Prosper Gold Corp. announces a non-brokered private placement financing of up to $5,000,000 through the issuance of units of the Company at a price of $0.55 per Unit. Each Unit will consist of one common share and one transferable common share purchase warrant with each Warrant exercisable by the holder into one common share of the Company at a price of $0.85 per share for a period of 24 months from the closing …
Prosper Gold Corp. (“Prosper Gold” or the “Company”) (TSXV:PGX) announces a non-brokered private placement financing of up to $5,000,000 (the “Private Placement”), through the issuance of units of the Company (the “Units”) at a price of $0.55 per Unit. Each Unit will consist of one common share and one transferable common share purchase warrant (a “Warrant”) with each Warrant exercisable by the holder into one common share of the Company at a price of $0.85 per share for a period of 24 months from the closing date.
The Private Placement will be non-brokered; however, the Company may pay finder’s fees in accordance in the rules and policies of the TSX Venture Exchange (“TSX-V”). The financing is subject to the completion of formal documentation and receipt of all necessary regulatory approvals, including the approval of the TSX-V.
All securities issued pursuant to this Private Placement will be subject to a four month and one day hold period in accordance with applicable securities laws. The securities described herein have not been, and will not be, registered under the United States Securities Act of 1933, as amended, and were not permitted to be offered or sold within the United States absent registration or an applicable exemption from the registration requirements of such Act.
The closing date for the Private Placement is expected to occur on September 30, 2020 or such other date as the Company may determine. The net proceeds from the Private Placement will be used to fund exploration activities at the Golden Sidewalk and for working capital and general corporate purposes.
About the Golden Sidewalk
The Golden Sidewalk (the “Project”) is comprised of over 7,500 hectares of contiguous mineral claims & patents (see the company’s August 10th and September 8th, 2020 news releases for details) located approximately 70 kilometres northeast of the town of Red Lake, Ont. The project is accessible year-round through a network of well-maintained logging roads.

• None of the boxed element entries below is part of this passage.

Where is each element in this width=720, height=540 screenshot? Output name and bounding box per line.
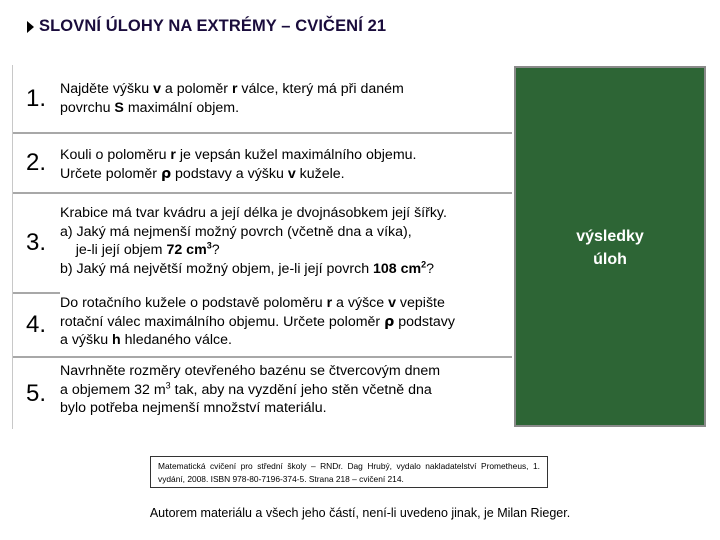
citation-box: Matematická cvičení pro střední školy – RNDr. Dag Hrubý, vydalo nakladatelství Prometheus, 1. vydání, 2008. ISBN 978-80-7196-374-5. Strana 218 – cvičení 214. <box>150 456 548 488</box>
greek-symbol: ρ <box>384 313 395 330</box>
task-line: Krabice má tvar kvádru a její délka je dvojnásobkem její šířky. <box>60 205 447 221</box>
exponent: 3 <box>206 240 212 251</box>
task-row-5 <box>12 358 512 429</box>
results-link-line2: úloh <box>593 251 627 268</box>
task-row-1 <box>12 65 512 132</box>
triangle-bullet-icon <box>27 21 34 33</box>
tasks-table <box>12 65 512 429</box>
table-left-border <box>12 65 13 429</box>
bold-term: r <box>326 295 333 311</box>
bold-term: v <box>287 165 296 182</box>
bold-term: 108 cm <box>373 260 422 277</box>
task-line: a) Jaký má nejmenší možný povrch (včetně dna a víka), <box>60 223 412 240</box>
bold-term: h <box>112 332 121 348</box>
task-line: b) Jaký má největší možný objem, je-li její povrch 108 $cm^2$? <box>60 258 435 277</box>
title-text: SLOVNÍ ÚLOHY NA EXTRÉMY – CVIČENÍ 21 <box>39 17 387 35</box>
bold-term: 72 cm <box>166 242 207 258</box>
bold-term: v <box>388 295 396 311</box>
slide-title <box>27 17 386 36</box>
task-line: a výšku h hledaného válce. <box>60 332 232 348</box>
task-row-2 <box>12 134 512 192</box>
task-line: Kouli o poloměru r je vepsán kužel maximálního objemu. <box>60 147 417 163</box>
bold-term: v <box>153 81 161 97</box>
task-number: 3. <box>12 194 60 292</box>
task-text <box>60 362 440 418</box>
task-line: Najděte výšku v a poloměr r válce, který má při daném <box>60 81 404 97</box>
task-line: povrchu S maximální objem. <box>60 99 240 116</box>
task-line: Do rotačního kužele o podstavě poloměru r a výšce v vepište <box>60 295 445 311</box>
task-text <box>60 294 455 350</box>
exponent: 2 <box>421 258 427 269</box>
task-row-4 <box>12 294 512 356</box>
task-line: Určete poloměr ρ podstavy a výšku v kužele. <box>60 165 345 182</box>
task-number: 5. <box>12 358 60 429</box>
task-line: je-li její objem 72 $cm^3$? <box>60 240 220 258</box>
task-number: 1. <box>12 65 60 132</box>
task-number: 2. <box>12 134 60 192</box>
task-line: bylo potřeba nejmenší množství materiálu. <box>60 400 327 416</box>
task-line: a objemem 32 $m^3$ tak, aby na vyzdění jeho stěn včetně dna <box>60 379 432 398</box>
author-footer: Autorem materiálu a všech jeho částí, není-li uvedeno jinak, je Milan Rieger. <box>149 506 571 520</box>
task-line: rotační válec maximálního objemu. Určete poloměr ρ podstavy <box>60 313 455 330</box>
bold-term: r <box>170 147 176 163</box>
task-line: Navrhněte rozměry otevřeného bazénu se čtvercovým dnem <box>60 363 441 379</box>
results-link[interactable] <box>514 225 706 271</box>
task-text <box>60 204 447 278</box>
results-link-line1: výsledky <box>576 228 644 245</box>
task-text <box>60 80 404 117</box>
greek-symbol: ρ <box>160 165 172 182</box>
task-text <box>60 146 416 183</box>
exponent: 3 <box>165 379 171 390</box>
task-row-3 <box>12 194 512 292</box>
task-number: 4. <box>12 294 60 356</box>
bold-term: S <box>114 99 124 116</box>
bold-term: r <box>231 81 238 97</box>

The Project area is underlain by rocks of the Balmer Assemblage in the southern portion of the property and the Narrow Lake Assemblage in the remaining portion of the property. The boundary between the Balmer and Narrow Lake Assemblages is taken where few pillowed flows and interbedded tuffaceous and sedimentary rocks (Balmer Assemblage) give way to abundant pillowed flows (Narrow Lake Assemblage). In the Narrow Lake area, the unconformity is also marked by the presence of quartz and feldspar xenocrystic, dacitic to rhyolitic crystal tuff, termed the Skinner porphyry.
The scientific and technical information in this news release has been reviewed by Dr. Dirk Tempelman-Kluit, PhD, P.Geo., a Qualified Person under National Instrument 43-101.
For a detailed overview of Prosper Gold please visit www.ProsperGoldCorp.com
ON BEHALF OF THE BOARD OF DIRECTORS
Per: “Peter Bernier”
President & CEO
For further information, please contact:
President & CEO
Cell: (250) 316-6644
Unless otherwise specified, all dollar amounts used herein refer to the law currency of Canada.
Certain information in this news release constitutes forward-looking statements under applicable securities law. Any statements that are contained in this news release that are not statements of historical fact may be deemed to be forward-looking statements. Forward-looking statements are often identified by terms such as “may”, “should”, “anticipate”, “expect”, “intend” and similar expressions. Forward-looking statements in this news release include, but are not limited to, statements with respect to the use of proceeds from the Private Placement and the anticipated closing date of the Private Placement. Forward-looking statements necessarily involve known and unknown risks, including, without limitation, the Company’s ability to implement its business strategies; risks associated with mineral exploration and production; risks associated with general economic conditions; adverse industry events; marketing and transportation costs; loss of markets; volatility of commodity prices; inability to access sufficient capital from internal and external sources, and/or inability to access sufficient capital on favourable terms; industry and government regulation; changes in legislation, income tax and regulatory matters; competition; currency and interest rate fluctuations; and other risks. Readers are cautioned that the foregoing list is not exhaustive.
Readers are further cautioned not to place undue reliance on forward-looking statements as there can be no assurance that the plans, intentions or expectations upon which they are placed will occur. Such information, although considered reasonable by management at the time of preparation, may prove to be incorrect and actual results may differ materially from those anticipated. Forward-looking statements contained in this news release are expressly qualified by this cautionary statement.
The forward-looking statements contained in this news release represent the expectations of the Company as of the date of this news release, and, accordingly, are subject to change after such date. The Company does not undertake any obligation to update or revise any forward-looking statements, whether as a result of new information, future events or otherwise, except as expressly required by applicable securities law.
Neither the TSX Venture Exchange nor its Regulation Services Provider (as that term is defined in the policies of the TSX Venture Exchange) accepts responsibility for the adequacy or accuracy of this release.